|
Can anyone confirm this? I don't see anything in the mailing list or
kernel changelogs. E.g.,
http://www.kernel.org/pub/linux/kernel/v2.4/testing/patch-2.4.27.log.
> -----Original Message-----
> From: Veit Wahlich [mailto:cru@xxxxxxxx]
> Sent: Saturday, July 03, 2004 7:34 PM
> To: bugtraq@xxxxxxxxxxxxxxxxx
> Subject: Linux Virtual Server/Secure Context procfs shared
> permissions flaw
>
>
> Linux Virtual Server/Secure Context procfs shared permissions flaw
> ==================================================================
>
> 2004-07-02, Veit Wahlich <cru@xxxxxxxx>
>
> Official location of this document:
> http://ircnet.de/article.shtml?vsproc
>
>
> Product|
> -------+
>
> Linux Virtual Server extends the Linux kernel to provide the
> ability to
> run several virtual servers on a single host system.
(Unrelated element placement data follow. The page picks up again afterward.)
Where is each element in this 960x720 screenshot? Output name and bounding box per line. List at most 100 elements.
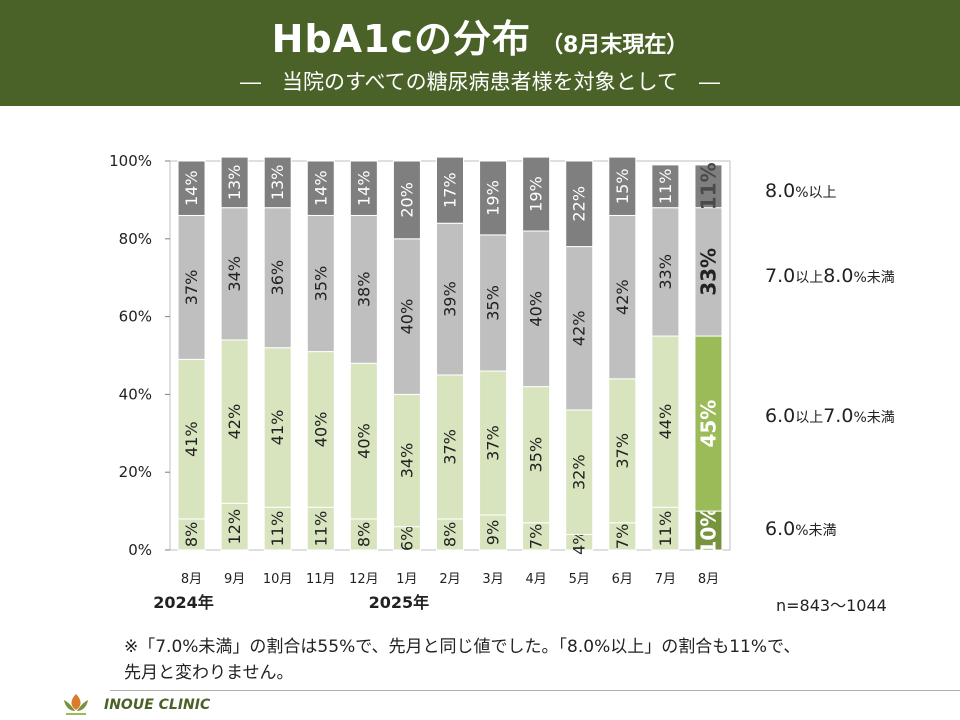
- data-label: 7%: [613, 524, 632, 549]
- x-tick-label: 12月: [349, 572, 379, 587]
- data-label: 10%: [696, 507, 720, 555]
- data-label: 37%: [182, 270, 201, 306]
- data-label: 33%: [696, 248, 720, 296]
- bar-segment: [349, 214, 378, 364]
- title-suffix: （8月末現在）: [541, 33, 689, 58]
- title-row: HbA1cの分布 （8月末現在）: [0, 8, 960, 63]
- data-label: 36%: [268, 260, 287, 296]
- bar-segment: [220, 502, 249, 551]
- bar-segment: [220, 156, 249, 209]
- sample-size-label: n=843～1044: [776, 596, 887, 615]
- legend-ge8-unit: %以上: [795, 185, 837, 201]
- page-title: HbA1cの分布: [271, 17, 532, 61]
- data-label: 39%: [441, 281, 460, 317]
- legend-6to7-unit: %未満: [853, 410, 895, 426]
- bar-segment: [349, 160, 378, 216]
- footer-divider: [110, 690, 960, 691]
- data-label: 40%: [397, 299, 416, 335]
- legend-7to8: 7.0以上8.0%未満: [765, 265, 895, 287]
- legend-6to7-value2: 7.0: [823, 405, 854, 427]
- legend-6to7-mid: 以上: [795, 410, 824, 426]
- x-tick-label: 5月: [569, 572, 590, 587]
- data-label: 11%: [696, 162, 720, 210]
- data-label: 17%: [441, 172, 460, 208]
- data-label: 12%: [225, 509, 244, 545]
- data-label: 11%: [656, 511, 675, 547]
- data-label: 8%: [354, 522, 373, 547]
- data-label: 13%: [268, 165, 287, 201]
- bar-segment: [479, 234, 508, 372]
- bar-segment: [608, 156, 637, 216]
- legend-7to8-unit: %未満: [853, 270, 895, 286]
- legend-ge8-value: 8.0: [765, 180, 796, 202]
- clinic-name: INOUE CLINIC: [104, 697, 211, 713]
- bar-segment: [436, 222, 464, 376]
- data-label: 13%: [225, 165, 244, 201]
- data-label: 14%: [182, 170, 201, 206]
- year-label: 2024年: [153, 593, 214, 612]
- bar-segment: [306, 160, 335, 216]
- data-label: 20%: [397, 182, 416, 218]
- bar-segment: [651, 506, 680, 551]
- bar-segment: [177, 518, 206, 551]
- bar-segment: [263, 207, 292, 349]
- data-label: 22%: [570, 186, 589, 222]
- data-label: 35%: [527, 437, 546, 473]
- data-label: 8%: [182, 522, 201, 547]
- data-label: 40%: [354, 423, 373, 459]
- data-label: 34%: [225, 256, 244, 292]
- bar-segment: [220, 207, 249, 341]
- bar-segment: [306, 506, 335, 551]
- data-label: 34%: [397, 443, 416, 479]
- data-label: 33%: [656, 254, 675, 290]
- bar-segment: [306, 214, 335, 353]
- data-label: 44%: [656, 404, 675, 440]
- data-label: 11%: [268, 511, 287, 547]
- bar-segment: [651, 207, 680, 337]
- bar-segment: [694, 510, 723, 551]
- y-tick-label: 20%: [119, 463, 152, 481]
- legend-lt6-unit: %未満: [795, 523, 837, 539]
- y-tick-label: 60%: [119, 308, 152, 326]
- data-label: 35%: [484, 285, 503, 321]
- data-label: 6%: [397, 526, 416, 551]
- bar-segment: [479, 160, 508, 236]
- data-label: 42%: [613, 279, 632, 315]
- y-tick-label: 0%: [128, 541, 152, 559]
- clinic-logo-icon: [64, 694, 88, 715]
- legend-7to8-value: 7.0: [765, 265, 796, 287]
- data-label: 40%: [311, 412, 330, 448]
- data-label: 15%: [613, 169, 632, 205]
- x-tick-label: 2月: [439, 572, 460, 587]
- bar-segment: [565, 246, 594, 411]
- data-label: 32%: [570, 454, 589, 490]
- header-banner: HbA1cの分布 （8月末現在） ― 当院のすべての糖尿病患者様を対象として ―: [0, 0, 960, 106]
- bar-segment: [479, 514, 508, 551]
- x-tick-label: 1月: [396, 572, 417, 587]
- x-tick-label: 8月: [181, 572, 202, 587]
- data-label: 37%: [613, 433, 632, 469]
- data-label: 41%: [182, 421, 201, 457]
- data-label: 7%: [527, 524, 546, 549]
- data-label: 37%: [441, 429, 460, 465]
- x-tick-label: 10月: [263, 572, 293, 587]
- bar-segment: [263, 156, 292, 209]
- legend-ge8: 8.0%以上: [765, 180, 837, 202]
- data-label: 37%: [484, 425, 503, 461]
- bar-segment: [608, 522, 637, 551]
- data-label: 42%: [570, 310, 589, 346]
- legend-7to8-value2: 8.0: [823, 265, 854, 287]
- data-label: 19%: [527, 176, 546, 212]
- footnote: ※「7.0%未満」の割合は55%で、先月と同じ値でした。「8.0%以上」の割合も…: [124, 637, 801, 683]
- data-label: 4%: [570, 530, 589, 555]
- legend-7to8-mid: 以上: [795, 270, 824, 286]
- legend-6to7-value: 6.0: [765, 405, 796, 427]
- x-tick-label: 4月: [526, 572, 547, 587]
- data-label: 11%: [311, 511, 330, 547]
- x-tick-label: 6月: [612, 572, 633, 587]
- bar-segment: [694, 164, 723, 209]
- bar-segment: [177, 358, 206, 520]
- x-tick-label: 8月: [698, 572, 719, 587]
- data-label: 14%: [311, 170, 330, 206]
- x-tick-label: 9月: [224, 572, 245, 587]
In contrast to
> other virtualization attempts Linux Virtual Server uses a split-
> userland architechture under a single kernel to optimize
> sharing of all
> resources and reduce resource consumption overhead per VM to the
> absolute minimum.
> http://www.linux-vserver.org/
>
>
> Synopsis|
> --------+
>
> During a security audit on the vproc security scheme a permission-
> sharing vulnerability was discovered.
>
>
> Vulnerable|
> ----------+
>
> <= 1.27 (Linux 2.4 stable branch)
> <= 1.3.9 (Linux 2.4 devel branch)
> <= 1.9.1 (Linux 2.6 devel branch)
>
>
> Severity|
> --------+
>
> - local DoS
> - creation of information leaks
>
> See details below.
>
>
> History|
> -------+
>
> 2004-06-30 vuln discovered
> 2004-07-02 vendor informed
> 2004-07-03 first vendor response, confirmation
> 2004-07-04 official fix available, advisory release
>
>
> Description|
> -----------+
>
> While auditing and experimenting with VServer procfs and
> vproc security
> we discovered a problem sharing permissions on the procfs mounted
> directories:
>
> Within any context users are still able to change permissions
> on /proc,
> both access permission and ownership. That is just fine as many people
> would like to restrict access to /proc to the root user or a group of
> trusted users.
>
> But as changes to a procfs mountpoint do not apply to the mountpoint
> itself but to procfs in general, these changes affect all contexts
> (VServers) and even the host system.
>
> All tests were done against the stable branch (1.2x) but regarding to
> Herbert Poetzl, the problem exists on both devel branches (1.3.x,
> 1.9.x), too.
>
> Version 1.28 (stable branch) resolves this problem.
>
>
> Exploitation|
> ------------+
>
> The vulnerability may be locally exploited in two ways:
>
> 1. From within a virtual server a denial of service attack
> (DoS) may be
> provoked towards other virtual servers and the host system.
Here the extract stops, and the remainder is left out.